The conventional “wisdom”  on pricing is, when recession pushes customers to cut  back on expenses and switch from your products to cheaper alternatives,  you cut your prices to keep the customers. While this is a usually accepted and followed practice, it is neither wisdom nor based on analysis.

To be successful, businesses cannot make decisions based on hunch, gut feel, latest management fad, or so called conventional wisdom. Decisions need to be based on data and analysis which is easier said than done.

In the case of Starbucks, how did they arrive at price increase, going against the flow? The simplest calculation here is, when price conscious customers moved out all they are left with are price insensitive customers who prefer their products. Hence it makes sense to charge more for them as long as the loss in profit from further drop in customers is less than the increase in profit from higher price. (Here is an attempt at formal proof on why increasing prices yields better profits).

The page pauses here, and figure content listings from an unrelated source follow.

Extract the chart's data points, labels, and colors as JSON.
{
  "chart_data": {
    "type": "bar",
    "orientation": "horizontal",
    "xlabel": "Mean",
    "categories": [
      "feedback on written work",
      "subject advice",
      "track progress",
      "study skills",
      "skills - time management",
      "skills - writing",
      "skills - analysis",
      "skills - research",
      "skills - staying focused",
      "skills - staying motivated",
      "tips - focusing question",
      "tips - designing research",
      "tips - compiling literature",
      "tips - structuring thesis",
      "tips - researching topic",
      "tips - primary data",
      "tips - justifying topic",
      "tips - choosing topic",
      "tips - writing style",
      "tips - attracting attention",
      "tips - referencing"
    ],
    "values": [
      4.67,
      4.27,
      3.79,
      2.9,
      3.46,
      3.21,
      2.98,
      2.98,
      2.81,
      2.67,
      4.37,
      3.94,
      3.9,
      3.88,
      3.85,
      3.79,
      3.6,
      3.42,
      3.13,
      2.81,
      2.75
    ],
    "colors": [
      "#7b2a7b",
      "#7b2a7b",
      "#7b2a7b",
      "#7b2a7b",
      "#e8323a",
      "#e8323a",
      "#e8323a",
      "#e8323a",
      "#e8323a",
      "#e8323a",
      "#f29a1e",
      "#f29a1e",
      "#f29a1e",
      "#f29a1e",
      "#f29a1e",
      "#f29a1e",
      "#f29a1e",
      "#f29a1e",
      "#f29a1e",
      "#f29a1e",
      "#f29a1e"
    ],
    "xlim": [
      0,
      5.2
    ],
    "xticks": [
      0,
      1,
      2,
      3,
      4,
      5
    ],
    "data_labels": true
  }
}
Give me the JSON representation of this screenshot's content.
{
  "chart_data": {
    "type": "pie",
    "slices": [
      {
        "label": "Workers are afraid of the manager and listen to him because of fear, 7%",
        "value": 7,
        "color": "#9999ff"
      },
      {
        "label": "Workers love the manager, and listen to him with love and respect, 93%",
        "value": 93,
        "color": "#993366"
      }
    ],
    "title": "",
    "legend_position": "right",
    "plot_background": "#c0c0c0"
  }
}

Starbucks has a gross margin of 22%. This is however the average. On their high priced premium drinks we can assume that their margins are at least twice as much. So let us say it is 44% gross margin. Their premium drinks retail for \$3.75 or higher, so the new price is \$4.05 and at 44% margin, their profit per cup is\$1.78 . (Please note that gross margin numbers from GAAP income statements are not based on just marginal costs and include fixed cost allocations.)

Let us say they sell ‘N’ premium drinks in a year at the current price. The increase in profit from 30 cent price increase (if the number of drinks sold remains ‘N’) is  0.3N. You will see the value of N is not important to the analysis.

However, there is bound to be fall in sales. But how far should the sales fall to negate the benefits of price increase?

Let us say the sales falls from  by ΔN cups, then lost profit from this lost sales is   1.78ΔN

Their price increase will result in net loss only if 1.78ΔN  > 0.3N, that is sales has to fall by 17% from its current levels.  One in six people has to stop buying the premium drink.  (Note: We assumed a 44% margin, if it is lower  that that then the sales have to drop much more than 17% to make the price increase option unattractive)

Another way to look at this is from price elasticity of demand – % change in volume for one % change in price. For the price increase to be unprofitable, price elasticity of demand must be just over 2 (every % increase in price should result in  drop in volume of 2%).

The New York Times asks, “Will the hard-core customers pay more”? How likely is a 17% sales drop? Not very given that most price sensitive customers have moved out and what they are left with are those who prefer Starbucks over other brands. So their price sensitivity is most likely to be lower than it would have been before the recession.

Hence a 17% drop in sales is  highly unlikely. In terms of elasticity, premium drinks moved to inelastic part of the demand curve. As long as the sales drop stays below the 17%  mark, the price increase is a profitable and a smart move for Starbucks.

You can see how  Starbucks would have made this counter-intuitive decision – because it is based on evidence and analysis. Unfortunately this does not come naturally to most marketers, because no one wants to go against the flow or stand-up to authority. Worse, most marketers accept conventional wisdom without a challenge  because they lack  inclination and wherewithal to seek the right data and do the relevant analysis.